一輪青月鑲嵌在黑色螢幕般的夜空之上,皎潔的月光傾灑人間,黑色的世界鍍上了一層銀色的輕紗。大約是一個時辰之後,一隊黑衣人馬快馬駛進了皇城西門,守門的門衛們仿若看不到這群人一樣,沒有發出一個聲響。
“雲濯,帶話給北堂玄,一切順利,按計劃行事。”
“是,鳳姑娘。”忠心的下屬離開帝都的皇城,鳳長歌脫下一身血腥點點的黑色夜行衣,露出裏麵的漂亮的女裝,疾步走向隱蔽在花叢中的一頂轎子,轎夫們抬起轎子,不發一言,向前大步而去。

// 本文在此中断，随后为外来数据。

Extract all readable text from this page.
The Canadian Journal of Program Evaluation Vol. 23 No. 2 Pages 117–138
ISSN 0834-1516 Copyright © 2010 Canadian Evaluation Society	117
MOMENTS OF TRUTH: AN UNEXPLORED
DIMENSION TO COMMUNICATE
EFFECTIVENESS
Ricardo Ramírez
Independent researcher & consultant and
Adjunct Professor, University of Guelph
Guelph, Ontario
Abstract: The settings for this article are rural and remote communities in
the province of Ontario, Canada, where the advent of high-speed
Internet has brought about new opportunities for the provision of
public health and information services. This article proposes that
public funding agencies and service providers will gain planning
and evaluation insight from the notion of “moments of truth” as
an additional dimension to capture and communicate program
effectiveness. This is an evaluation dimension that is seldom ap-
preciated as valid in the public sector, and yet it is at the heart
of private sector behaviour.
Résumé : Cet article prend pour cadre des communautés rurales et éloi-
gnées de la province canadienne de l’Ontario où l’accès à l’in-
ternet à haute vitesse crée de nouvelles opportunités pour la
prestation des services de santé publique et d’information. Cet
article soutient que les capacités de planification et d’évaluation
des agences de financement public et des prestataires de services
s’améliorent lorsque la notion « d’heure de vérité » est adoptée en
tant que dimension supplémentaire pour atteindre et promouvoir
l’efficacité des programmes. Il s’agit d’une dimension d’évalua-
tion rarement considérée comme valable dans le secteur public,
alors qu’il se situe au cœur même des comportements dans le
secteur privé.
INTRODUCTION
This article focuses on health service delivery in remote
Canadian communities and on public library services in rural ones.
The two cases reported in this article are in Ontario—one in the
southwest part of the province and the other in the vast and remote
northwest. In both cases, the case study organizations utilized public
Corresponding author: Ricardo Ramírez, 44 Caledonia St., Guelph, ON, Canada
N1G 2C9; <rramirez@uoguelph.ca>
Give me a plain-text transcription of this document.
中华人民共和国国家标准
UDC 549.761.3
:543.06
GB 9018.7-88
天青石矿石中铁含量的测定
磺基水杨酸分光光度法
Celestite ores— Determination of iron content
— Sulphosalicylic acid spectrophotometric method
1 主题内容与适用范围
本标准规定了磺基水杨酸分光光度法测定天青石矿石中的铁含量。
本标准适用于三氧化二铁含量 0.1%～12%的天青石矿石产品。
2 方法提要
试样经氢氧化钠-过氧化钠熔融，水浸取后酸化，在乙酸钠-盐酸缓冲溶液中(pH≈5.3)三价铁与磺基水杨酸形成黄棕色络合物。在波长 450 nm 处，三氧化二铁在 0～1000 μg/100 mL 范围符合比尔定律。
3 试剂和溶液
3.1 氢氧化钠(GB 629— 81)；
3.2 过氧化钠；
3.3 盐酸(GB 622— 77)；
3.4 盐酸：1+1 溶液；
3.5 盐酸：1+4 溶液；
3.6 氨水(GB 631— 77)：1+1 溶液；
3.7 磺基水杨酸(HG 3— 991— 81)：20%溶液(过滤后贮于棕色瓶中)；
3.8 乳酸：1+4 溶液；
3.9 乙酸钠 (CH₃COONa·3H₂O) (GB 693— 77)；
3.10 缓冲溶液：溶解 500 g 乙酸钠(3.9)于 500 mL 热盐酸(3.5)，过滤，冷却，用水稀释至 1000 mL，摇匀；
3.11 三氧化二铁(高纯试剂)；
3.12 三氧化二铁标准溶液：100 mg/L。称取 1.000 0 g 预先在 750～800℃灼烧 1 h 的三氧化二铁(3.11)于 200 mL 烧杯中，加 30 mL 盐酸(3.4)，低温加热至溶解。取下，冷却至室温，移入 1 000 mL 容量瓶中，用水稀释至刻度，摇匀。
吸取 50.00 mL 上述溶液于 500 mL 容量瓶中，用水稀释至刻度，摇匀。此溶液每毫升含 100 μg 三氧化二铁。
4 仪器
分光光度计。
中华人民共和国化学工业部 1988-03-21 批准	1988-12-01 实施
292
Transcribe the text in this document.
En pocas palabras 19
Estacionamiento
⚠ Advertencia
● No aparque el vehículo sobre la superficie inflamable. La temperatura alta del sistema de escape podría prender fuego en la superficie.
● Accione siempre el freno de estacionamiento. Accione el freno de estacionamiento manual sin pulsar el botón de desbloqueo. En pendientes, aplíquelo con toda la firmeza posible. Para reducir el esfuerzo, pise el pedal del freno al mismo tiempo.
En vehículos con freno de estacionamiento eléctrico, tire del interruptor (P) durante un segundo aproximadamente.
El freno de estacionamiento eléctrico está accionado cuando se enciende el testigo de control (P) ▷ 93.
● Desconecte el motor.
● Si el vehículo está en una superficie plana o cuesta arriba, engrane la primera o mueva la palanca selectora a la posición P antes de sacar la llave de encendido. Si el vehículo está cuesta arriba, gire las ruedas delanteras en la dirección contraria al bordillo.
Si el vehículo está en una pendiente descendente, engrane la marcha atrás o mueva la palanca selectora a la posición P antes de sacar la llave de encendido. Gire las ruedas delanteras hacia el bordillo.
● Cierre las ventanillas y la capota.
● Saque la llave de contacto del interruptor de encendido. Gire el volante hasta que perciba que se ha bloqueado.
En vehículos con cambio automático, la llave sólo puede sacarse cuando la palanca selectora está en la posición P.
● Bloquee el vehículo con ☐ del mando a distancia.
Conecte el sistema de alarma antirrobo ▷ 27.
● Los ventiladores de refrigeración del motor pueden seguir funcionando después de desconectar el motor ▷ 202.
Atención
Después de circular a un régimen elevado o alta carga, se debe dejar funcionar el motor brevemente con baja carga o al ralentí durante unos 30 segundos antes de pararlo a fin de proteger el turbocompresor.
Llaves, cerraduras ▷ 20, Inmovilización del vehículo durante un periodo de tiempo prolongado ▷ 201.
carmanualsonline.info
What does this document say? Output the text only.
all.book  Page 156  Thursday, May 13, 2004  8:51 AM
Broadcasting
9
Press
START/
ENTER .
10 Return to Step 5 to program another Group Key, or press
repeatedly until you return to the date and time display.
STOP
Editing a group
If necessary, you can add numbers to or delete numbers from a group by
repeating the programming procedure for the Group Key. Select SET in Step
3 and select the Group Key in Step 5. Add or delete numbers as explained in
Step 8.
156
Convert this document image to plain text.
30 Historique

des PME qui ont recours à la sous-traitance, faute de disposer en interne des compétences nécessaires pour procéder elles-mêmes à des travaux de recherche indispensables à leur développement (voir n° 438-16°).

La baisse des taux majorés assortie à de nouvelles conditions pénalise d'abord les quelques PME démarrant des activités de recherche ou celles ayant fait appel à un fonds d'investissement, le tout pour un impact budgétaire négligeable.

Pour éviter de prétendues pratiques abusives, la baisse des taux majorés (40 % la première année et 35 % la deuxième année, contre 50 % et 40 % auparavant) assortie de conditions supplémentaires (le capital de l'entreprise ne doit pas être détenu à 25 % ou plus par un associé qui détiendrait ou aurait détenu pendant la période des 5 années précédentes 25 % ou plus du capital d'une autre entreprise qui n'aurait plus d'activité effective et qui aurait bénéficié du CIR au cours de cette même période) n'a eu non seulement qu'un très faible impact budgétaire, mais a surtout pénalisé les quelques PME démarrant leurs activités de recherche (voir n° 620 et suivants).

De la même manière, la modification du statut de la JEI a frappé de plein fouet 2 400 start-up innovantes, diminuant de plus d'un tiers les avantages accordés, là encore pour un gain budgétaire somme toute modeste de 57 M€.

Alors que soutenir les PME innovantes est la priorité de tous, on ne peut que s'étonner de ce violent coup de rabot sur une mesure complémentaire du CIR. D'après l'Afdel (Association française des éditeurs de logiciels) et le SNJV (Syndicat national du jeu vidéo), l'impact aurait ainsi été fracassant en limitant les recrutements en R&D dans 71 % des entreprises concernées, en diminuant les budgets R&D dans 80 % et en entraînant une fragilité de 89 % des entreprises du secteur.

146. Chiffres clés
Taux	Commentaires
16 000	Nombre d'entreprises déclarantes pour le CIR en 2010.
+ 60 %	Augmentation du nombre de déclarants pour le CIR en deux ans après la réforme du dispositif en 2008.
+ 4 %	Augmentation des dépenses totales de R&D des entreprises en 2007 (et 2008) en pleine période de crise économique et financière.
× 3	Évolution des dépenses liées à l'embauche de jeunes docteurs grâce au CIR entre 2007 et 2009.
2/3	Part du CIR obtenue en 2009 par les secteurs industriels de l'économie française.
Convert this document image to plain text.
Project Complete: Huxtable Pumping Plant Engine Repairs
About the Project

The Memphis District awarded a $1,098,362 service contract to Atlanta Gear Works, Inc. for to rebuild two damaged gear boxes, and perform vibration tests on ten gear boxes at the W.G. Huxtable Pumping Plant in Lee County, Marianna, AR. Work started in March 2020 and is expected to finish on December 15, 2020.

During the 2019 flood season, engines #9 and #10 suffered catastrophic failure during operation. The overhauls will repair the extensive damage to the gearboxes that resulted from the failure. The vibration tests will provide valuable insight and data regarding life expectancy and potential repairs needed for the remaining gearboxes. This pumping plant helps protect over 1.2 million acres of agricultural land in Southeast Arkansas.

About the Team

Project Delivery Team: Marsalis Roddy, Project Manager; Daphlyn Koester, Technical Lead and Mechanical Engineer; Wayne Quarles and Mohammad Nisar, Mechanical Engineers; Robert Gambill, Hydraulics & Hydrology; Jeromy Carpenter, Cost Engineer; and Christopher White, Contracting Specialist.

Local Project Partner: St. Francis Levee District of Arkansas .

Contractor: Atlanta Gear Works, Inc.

片刻之後,轎子停在方桂大殿的宮門前,外麵的黑暗裏殺戮不斷,這座皇城卻仍舊沉浸在一片奢靡的秦樓楚館、胭脂海洋之中,隔得老遠,就有婉轉的音樂和歡笑聲遠遠的傳來。
“鳳姑娘,到了。”一名青血侍從低著頭,緩緩說道。
鳳長歌下了轎子,一身穿淡白色宮裝,淡雅處卻多了幾分出塵氣質。寬大裙幅逶迤身後,優雅華貴。墨玉般的青絲,簡單地綰個飛仙髻,幾枚飽滿圓潤的珍珠隨意點綴發間,讓烏雲般的秀發,更顯柔亮潤澤。美眸顧盼間華彩流溢,紅唇間漾著清淡淺笑。
少女的眼神如水,清澈的望著前方,她的背脊挺得筆直,毫無畏懼之色,抬起腳來就向著大殿走去。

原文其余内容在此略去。